Capabilities: serve predictions in real time and provide metrics

API

GET /api/toxic-comments/predict?api_token=YOUR_TOKEN&parameter=my comment, definitely not toxic

api_token should be set as environment variable for Scala app.

Result:

{"scores":{"identity_hate":0.00196645105731319,"insult":0.006155951964776735,"obscene":0.00613491609641551,"severe_toxic":0.0026068558324382532,"threat":0.0006324124967297172,"toxic":0.017618535761723918},"success":true}

GET /api/toxic-comments/metric

Result:

{"metrics":{"requestsPerMinute":4,"mostCommonLabels":["toxic","obscene"],"toxicMean":0.276513919586555,"severe_toxicMean":0.24385146656244983,"obsceneMean":0.25744020103790544,"threatMean":0.004259511579034224,"insultMean":0.25579802629887466,"identity_hateMean":0.017571348458626793}}

returns average scores, requests per minute and 2 most common labels

Building:

Projects needs 3 containers:

Kafka container (spotify/kafka), denkovalenko/prediction-api:1.0, denkovalenko/toxic-comments-classifier:1.0

This images are available from dockerhub or you can build them by yourself

cd predictor sbt docker:publishLocal

cd ../model-service docker build -t denkovalenko/toxic-comments-classifier:1.0 . cd ..

Start

docker-compose up

(main app starts on 9005 port)

Discussion:

Pros:

  • Scalability: By separating web service from model service we can scale model throughtput by just deploying more containers, as long as they belong to same Kafka consumer group.

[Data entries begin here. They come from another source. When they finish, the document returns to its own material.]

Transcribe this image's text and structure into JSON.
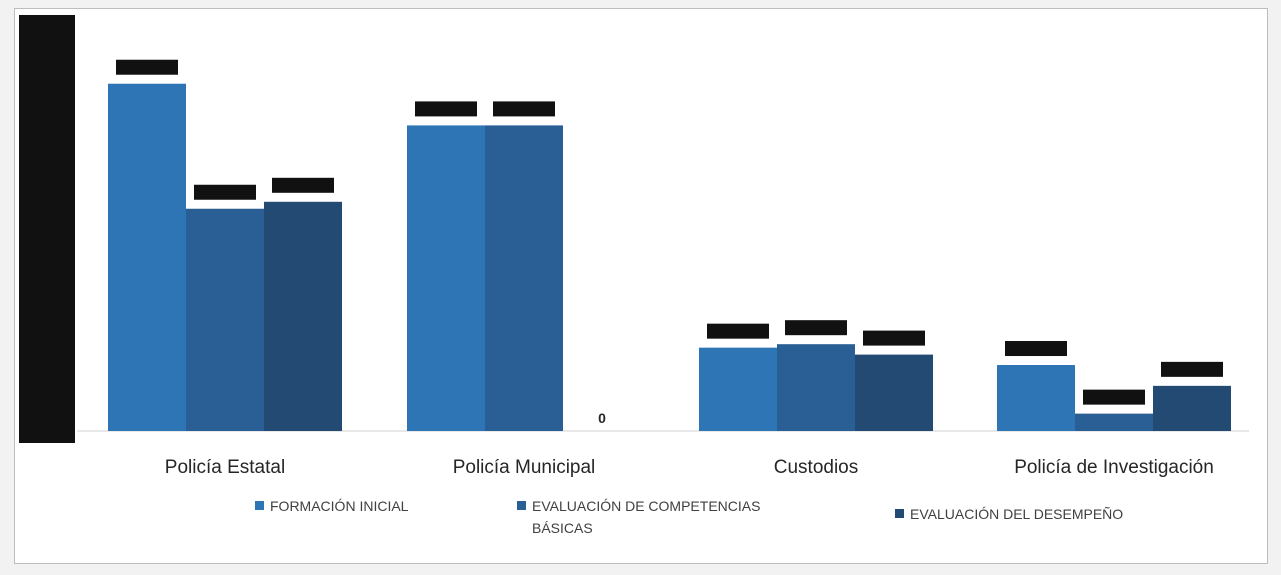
{
  "chart_data": {
    "type": "bar",
    "title": "",
    "xlabel": "",
    "ylabel": "",
    "categories": [
      "Policía Estatal",
      "Policía Municipal",
      "Custodios",
      "Policía de Investigación"
    ],
    "series": [
      {
        "name": "FORMACIÓN INICIAL",
        "color": "#2e75b6",
        "values": [
          100,
          88,
          24,
          19
        ]
      },
      {
        "name": "EVALUACIÓN DE COMPETENCIAS BÁSICAS",
        "color": "#2a5f95",
        "values": [
          64,
          88,
          25,
          5
        ]
      },
      {
        "name": "EVALUACIÓN DEL DESEMPEÑO",
        "color": "#234a72",
        "values": [
          66,
          0,
          22,
          13
        ]
      }
    ],
    "data_labels": [
      [
        "",
        "",
        "",
        ""
      ],
      [
        "",
        "",
        "",
        ""
      ],
      [
        "",
        "0",
        "",
        ""
      ]
    ],
    "ylim": [
      0,
      110
    ],
    "grid": false,
    "legend_position": "bottom"
  }
}
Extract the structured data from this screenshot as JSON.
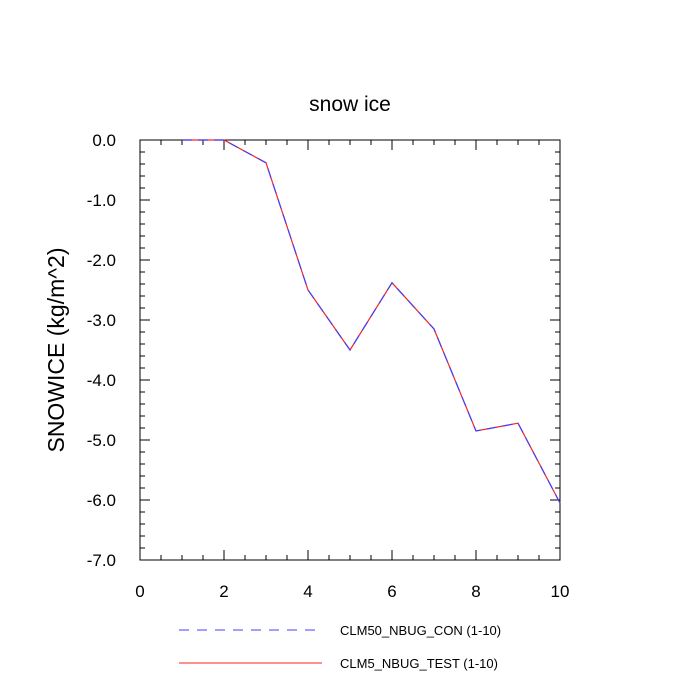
{
  "chart_data": {
    "type": "line",
    "title": "snow ice",
    "xlabel": "",
    "ylabel": "SNOWICE  (kg/m^2)",
    "xlim": [
      0,
      10
    ],
    "ylim": [
      -7.0,
      0.0
    ],
    "x_ticks": [
      0,
      2,
      4,
      6,
      8,
      10
    ],
    "x_tick_labels": [
      "0",
      "2",
      "4",
      "6",
      "8",
      "10"
    ],
    "y_ticks": [
      0.0,
      -1.0,
      -2.0,
      -3.0,
      -4.0,
      -5.0,
      -6.0,
      -7.0
    ],
    "y_tick_labels": [
      "0.0",
      "-1.0",
      "-2.0",
      "-3.0",
      "-4.0",
      "-5.0",
      "-6.0",
      "-7.0"
    ],
    "grid": false,
    "legend_position": "bottom",
    "series": [
      {
        "name": "CLM50_NBUG_CON (1-10)",
        "color": "#4040ff",
        "dash": "dashed",
        "x": [
          1,
          2,
          3,
          4,
          5,
          6,
          7,
          8,
          9,
          10
        ],
        "y": [
          0.0,
          0.0,
          -0.38,
          -2.5,
          -3.5,
          -2.38,
          -3.15,
          -4.85,
          -4.72,
          -6.05
        ]
      },
      {
        "name": "CLM5_NBUG_TEST (1-10)",
        "color": "#ff2020",
        "dash": "solid",
        "x": [
          1,
          2,
          3,
          4,
          5,
          6,
          7,
          8,
          9,
          10
        ],
        "y": [
          0.0,
          0.0,
          -0.38,
          -2.5,
          -3.5,
          -2.38,
          -3.15,
          -4.85,
          -4.72,
          -6.05
        ]
      }
    ]
  }
}
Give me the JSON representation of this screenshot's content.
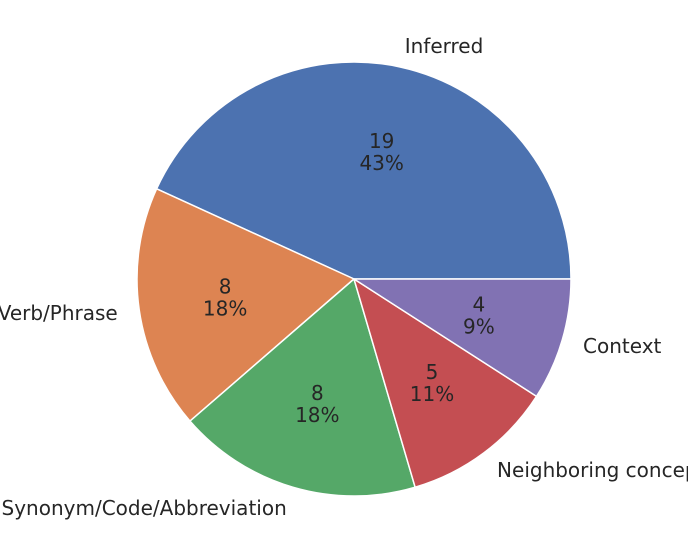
{
  "chart_data": {
    "type": "pie",
    "categories": [
      "Inferred",
      "Verb/Phrase",
      "Synonym/Code/Abbreviation",
      "Neighboring concept",
      "Context"
    ],
    "values": [
      19,
      8,
      8,
      5,
      4
    ],
    "percent_labels": [
      "43%",
      "18%",
      "18%",
      "11%",
      "9%"
    ],
    "colors": [
      "#4c72b0",
      "#dd8452",
      "#55a868",
      "#c44e52",
      "#8172b3"
    ],
    "start_angle_deg": 0,
    "direction": "counterclockwise",
    "title": "",
    "legend": "none"
  }
}
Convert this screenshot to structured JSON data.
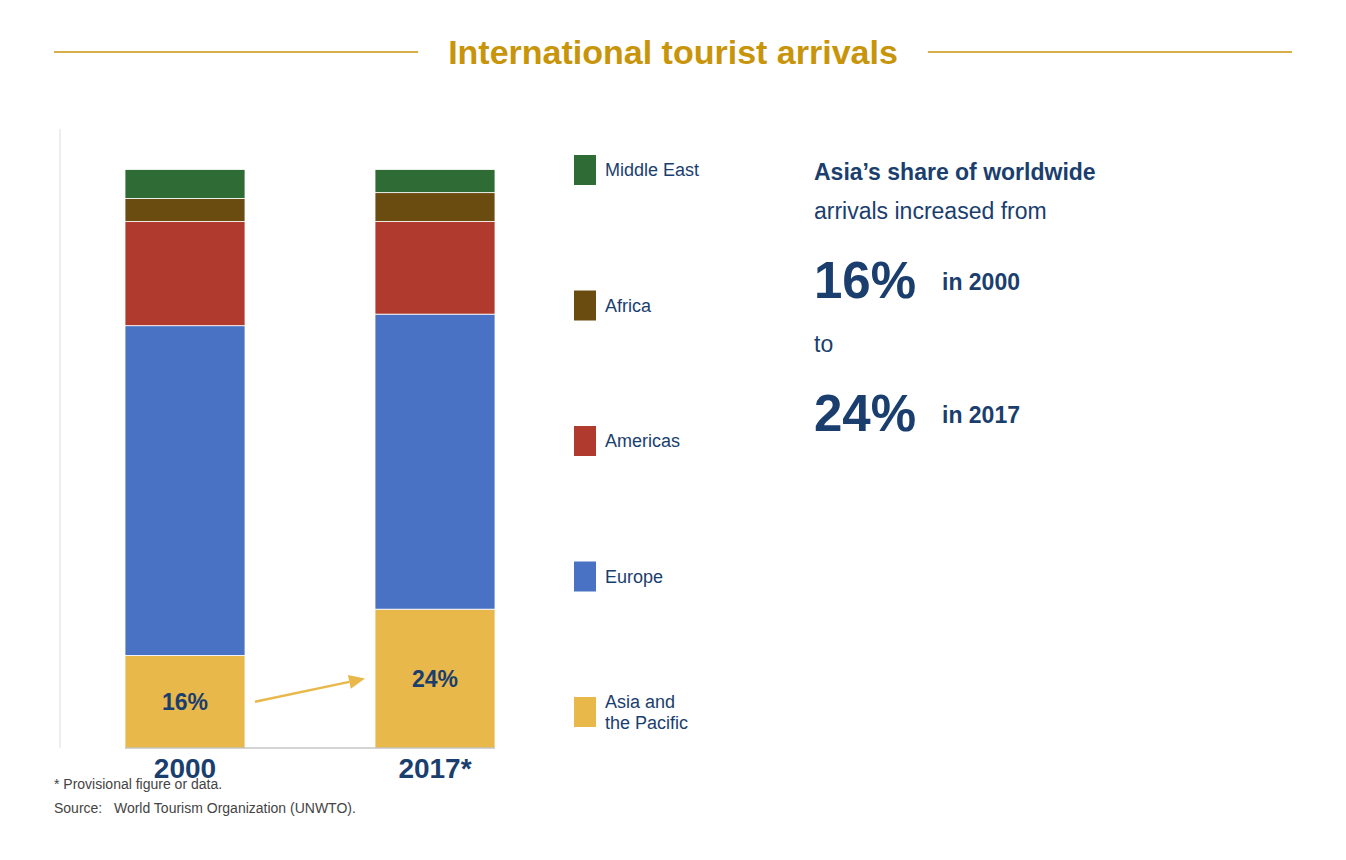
{
  "chart_data": {
    "type": "bar",
    "stacked": true,
    "title": "International tourist arrivals",
    "categories": [
      "2000",
      "2017*"
    ],
    "series": [
      {
        "name": "Asia and\nthe Pacific",
        "color": "#E8B84B",
        "values": [
          16,
          24
        ],
        "data_labels": true,
        "value_labels": [
          "16%",
          "24%"
        ]
      },
      {
        "name": "Europe",
        "color": "#4A72C4",
        "values": [
          57,
          51
        ]
      },
      {
        "name": "Americas",
        "color": "#B03A2E",
        "values": [
          18,
          16
        ]
      },
      {
        "name": "Africa",
        "color": "#6B4C10",
        "values": [
          4,
          5
        ]
      },
      {
        "name": "Middle East",
        "color": "#2E6B35",
        "values": [
          5,
          4
        ]
      }
    ],
    "ylim": [
      0,
      107
    ],
    "tick_labels": "x",
    "grid": false,
    "legend": "right",
    "annotations": [
      "Asia’s share of worldwide",
      "arrivals increased from",
      "16%",
      "in 2000",
      "to",
      "24%",
      "in 2017"
    ],
    "footnotes": [
      "* Provisional figure or data.",
      "Source:   World Tourism Organization (UNWTO)."
    ]
  }
}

  • Extendibility: Prediction pipeline is model-agnostic - it just passes request to matching kafka topic and displays whatever was send by model. So it's fairly easy to add new model:

    1. Deploy new app that will consume requests from "requests-YOUR_NEW_PROJECT" Kafka topic and will publish complete JSON to "response-YOUR_NEW_PROJECT"
    2. Allow new project in application.conf by adding it's name to colon-separated list "api.allowed_topics"
  • By passing scores through Kafka we can use Kafka Streaming (or other frameworks) to compute statistics about them

  • Metrics are pre-computed, so additional requests from clients won't increase load on Kafka

  • Raw scores from each model are displayed (instead of normalizing so they would add up to 1) - for "neutral" comments we want to expect all scores being low, but with normalization likely one of scores would dominate (say, neutral comment has 0.6 score of being threat)

Cons:

  • Feature extraction takes more than 1 second, which makes it quite expensive operation. A possible improvement would be to batch queries together and perform transform on a batch.
  • No caching yet
  • We might need to put load balancer before Scala app to scale it up.
  • For that it's needed to get rid of my bicycle-style stream processing and use Kafka streams, as for now state about recent request is stored in-memory.
  • Currently deployment is just docker-compose. Some container orchestration tool might be useful.
  • Kafka 'cluster' currently persists inside container which isn't great, need to attach external volume
  • I haven't managed to calculate metrics with Kafka Streaming, so current metrics calculations are quite naive
  • Although it's pretty easy to add new model, for metrics calculations a lot of things are hard-coded.